Tennis français : le nouveau village Potemkine

Afin de masquer la pauvreté des villages lors de la visite de l’impératrice Catherine II en Crimée en 1787, le ministre russe de l’époque Grigori Potemkine aurait érigé de luxueuses façades en carton- pâte. Le village Potemkine faisait office de trompe l’œil afin de masquer la misère de la population.


Avec leur quatre mousquetaires (Simon, Gasquet, Tsonga, Monfils) le tennis français a longtemps eu son « village potemkine ».Trompe l’œil, gâchis, pauvreté du bilan. Autant de qualificatifs peu élogieux sur le bilan du tennis français depuis le début des années 2000.


Hormis quelques magnifiques coups d’éclats de Caroline Garcia, les occasions de se réjouir des progrès du tennis français dans son ensemble sont rares. Voir les secondes semaines de Grand Chelem est devenu un luxe pour la cohorte française.

Malgré une volonté certaine, Benjamin Bonzi, Hugo Gaston et Ugo Humbert n’ont pas cette constance dans les résultats qui leurs permettraient de passer ce fameux « cap ». La relève semble bien tendre.

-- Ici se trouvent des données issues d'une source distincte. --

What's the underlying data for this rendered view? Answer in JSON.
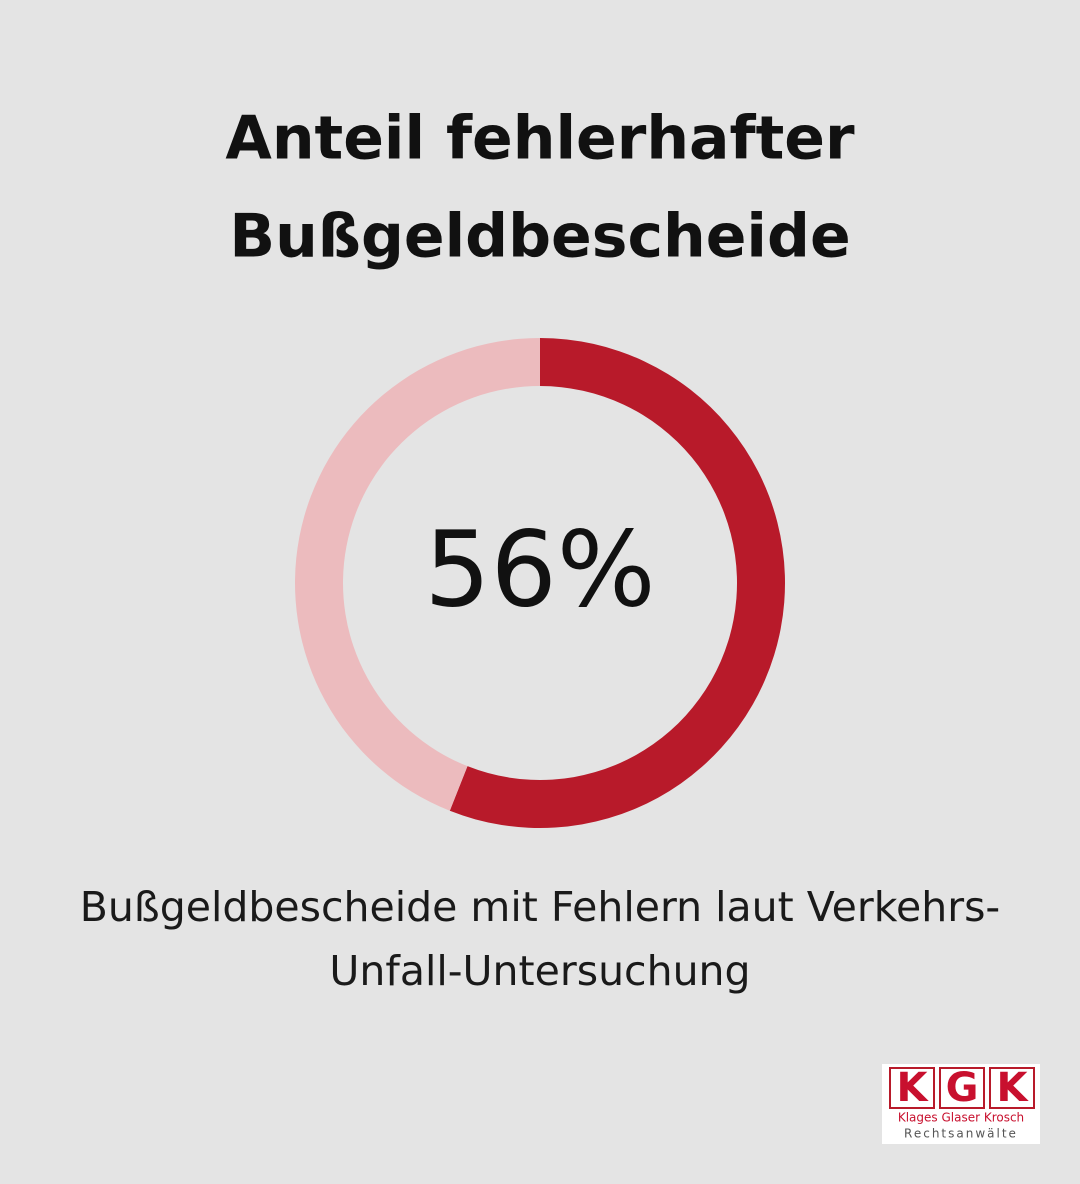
{
  "chart_data": {
    "type": "donut",
    "title": [
      "Anteil fehlerhafter",
      "Bußgeldbescheide"
    ],
    "values": [
      56,
      44
    ],
    "value_labels": [
      "56%",
      null
    ],
    "colors": [
      "#b81a2a",
      "#ecbbbe"
    ],
    "caption": [
      "Bußgeldbescheide mit Fehlern laut Verkehrs-",
      "Unfall-Untersuchung"
    ]
  },
  "logo": {
    "letters": [
      "K",
      "G",
      "K"
    ],
    "names": "Klages Glaser Krosch",
    "subtitle": "Rechtsanwälte"
  }
}
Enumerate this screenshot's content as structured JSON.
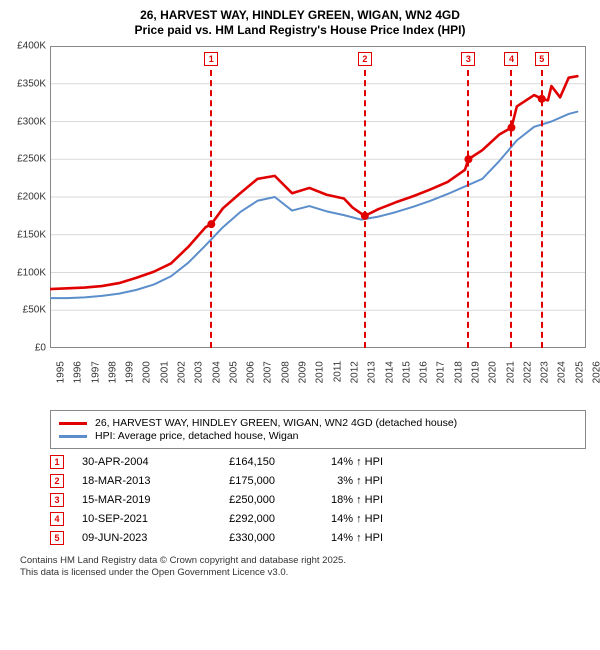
{
  "title_line1": "26, HARVEST WAY, HINDLEY GREEN, WIGAN, WN2 4GD",
  "title_line2": "Price paid vs. HM Land Registry's House Price Index (HPI)",
  "chart": {
    "type": "line",
    "background_color": "#ffffff",
    "grid_color": "#d9d9d9",
    "y": {
      "min": 0,
      "max": 400,
      "tick_step": 50,
      "tick_prefix": "£",
      "tick_suffix": "K",
      "fontsize": 10
    },
    "x": {
      "min": 1995,
      "max": 2026,
      "tick_step": 1,
      "fontsize": 10
    },
    "series": [
      {
        "id": "prop",
        "label": "26, HARVEST WAY, HINDLEY GREEN, WIGAN, WN2 4GD (detached house)",
        "color": "#e00000",
        "width": 2.6,
        "data": [
          [
            1995,
            78
          ],
          [
            1996,
            79
          ],
          [
            1997,
            80
          ],
          [
            1998,
            82
          ],
          [
            1999,
            86
          ],
          [
            2000,
            93
          ],
          [
            2001,
            101
          ],
          [
            2002,
            112
          ],
          [
            2003,
            134
          ],
          [
            2004,
            160
          ],
          [
            2004.33,
            164
          ],
          [
            2005,
            185
          ],
          [
            2006,
            205
          ],
          [
            2007,
            224
          ],
          [
            2008,
            228
          ],
          [
            2009,
            205
          ],
          [
            2010,
            212
          ],
          [
            2011,
            203
          ],
          [
            2012,
            198
          ],
          [
            2012.5,
            186
          ],
          [
            2013,
            178
          ],
          [
            2013.21,
            175
          ],
          [
            2014,
            184
          ],
          [
            2015,
            193
          ],
          [
            2016,
            201
          ],
          [
            2017,
            210
          ],
          [
            2018,
            220
          ],
          [
            2019,
            236
          ],
          [
            2019.2,
            250
          ],
          [
            2020,
            262
          ],
          [
            2021,
            283
          ],
          [
            2021.69,
            292
          ],
          [
            2022,
            320
          ],
          [
            2023,
            335
          ],
          [
            2023.44,
            330
          ],
          [
            2023.8,
            328
          ],
          [
            2024,
            347
          ],
          [
            2024.5,
            332
          ],
          [
            2025,
            358
          ],
          [
            2025.5,
            360
          ]
        ],
        "markers": [
          {
            "n": 1,
            "x": 2004.33,
            "y": 164
          },
          {
            "n": 2,
            "x": 2013.21,
            "y": 175
          },
          {
            "n": 3,
            "x": 2019.2,
            "y": 250
          },
          {
            "n": 4,
            "x": 2021.69,
            "y": 292
          },
          {
            "n": 5,
            "x": 2023.44,
            "y": 330
          }
        ]
      },
      {
        "id": "hpi",
        "label": "HPI: Average price, detached house, Wigan",
        "color": "#5b8ecb",
        "width": 2,
        "data": [
          [
            1995,
            66
          ],
          [
            1996,
            66
          ],
          [
            1997,
            67
          ],
          [
            1998,
            69
          ],
          [
            1999,
            72
          ],
          [
            2000,
            77
          ],
          [
            2001,
            84
          ],
          [
            2002,
            95
          ],
          [
            2003,
            113
          ],
          [
            2004,
            136
          ],
          [
            2005,
            160
          ],
          [
            2006,
            180
          ],
          [
            2007,
            195
          ],
          [
            2008,
            200
          ],
          [
            2009,
            182
          ],
          [
            2010,
            188
          ],
          [
            2011,
            181
          ],
          [
            2012,
            176
          ],
          [
            2013,
            170
          ],
          [
            2014,
            174
          ],
          [
            2015,
            180
          ],
          [
            2016,
            187
          ],
          [
            2017,
            195
          ],
          [
            2018,
            204
          ],
          [
            2019,
            214
          ],
          [
            2020,
            224
          ],
          [
            2021,
            248
          ],
          [
            2022,
            275
          ],
          [
            2023,
            293
          ],
          [
            2024,
            300
          ],
          [
            2025,
            310
          ],
          [
            2025.5,
            313
          ]
        ]
      }
    ],
    "marker_style": {
      "flag_border": "#e00000",
      "flag_fill": "#ffffff",
      "dot_fill": "#e00000",
      "dot_radius": 4
    }
  },
  "legend": {
    "items": [
      {
        "color": "#e00000",
        "label": "26, HARVEST WAY, HINDLEY GREEN, WIGAN, WN2 4GD (detached house)"
      },
      {
        "color": "#5b8ecb",
        "label": "HPI: Average price, detached house, Wigan"
      }
    ]
  },
  "events": [
    {
      "n": 1,
      "date": "30-APR-2004",
      "price": "£164,150",
      "pct": "14% ↑ HPI"
    },
    {
      "n": 2,
      "date": "18-MAR-2013",
      "price": "£175,000",
      "pct": "3% ↑ HPI"
    },
    {
      "n": 3,
      "date": "15-MAR-2019",
      "price": "£250,000",
      "pct": "18% ↑ HPI"
    },
    {
      "n": 4,
      "date": "10-SEP-2021",
      "price": "£292,000",
      "pct": "14% ↑ HPI"
    },
    {
      "n": 5,
      "date": "09-JUN-2023",
      "price": "£330,000",
      "pct": "14% ↑ HPI"
    }
  ],
  "footer_line1": "Contains HM Land Registry data © Crown copyright and database right 2025.",
  "footer_line2": "This data is licensed under the Open Government Licence v3.0."
}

Unanimité sur le constat d’échec global du tennis français mais beaucoup moins sur les raisons. Gilles Simon dans son bouquin sorti en novembre 2020 « Ce sport qui rend fou » dresse un constat cinglant sur l’incapacité du monde du tennis français à produire des champions. Cadre trop étriqué, formation des joueurs pas assez « sur mesure », carences mentales etc. Tous ces arguments indiscutables sont une partie de la réponse mais d’autres éléments peuvent s’ajouter à cette réflexion. La culture de l’exigence est au cœur du sujet.


La culture de l’exigence


Il est possible de trouver 1 milliard d’excuses pour expliquer cet échec global mais comment ne pas évoquer ce décalage permanent entre leur statut de « très bons joueurs » et leurs résultats effectifs. Illustre exemple avec Monfils après sa défaite en ¼ de finale à L’open d’Australie 2022 contre Berrettini « Encore une fois, je n’ai pas réussi à prendre la bonne décision, à bien gérer le momentum pour pouvoir escalader une montagne. A l’arrivée, encore une fois je suis moins fort… Je suis moins fort tennistiquement, physiquement, mentalement. Pourtant je suis bien ! Mais j’ai été moins fort encore une fois et je le suis depuis dix-huit ans ». Toute sa carrière, loin d’être mauvaise, se reflète à travers cette déclaration.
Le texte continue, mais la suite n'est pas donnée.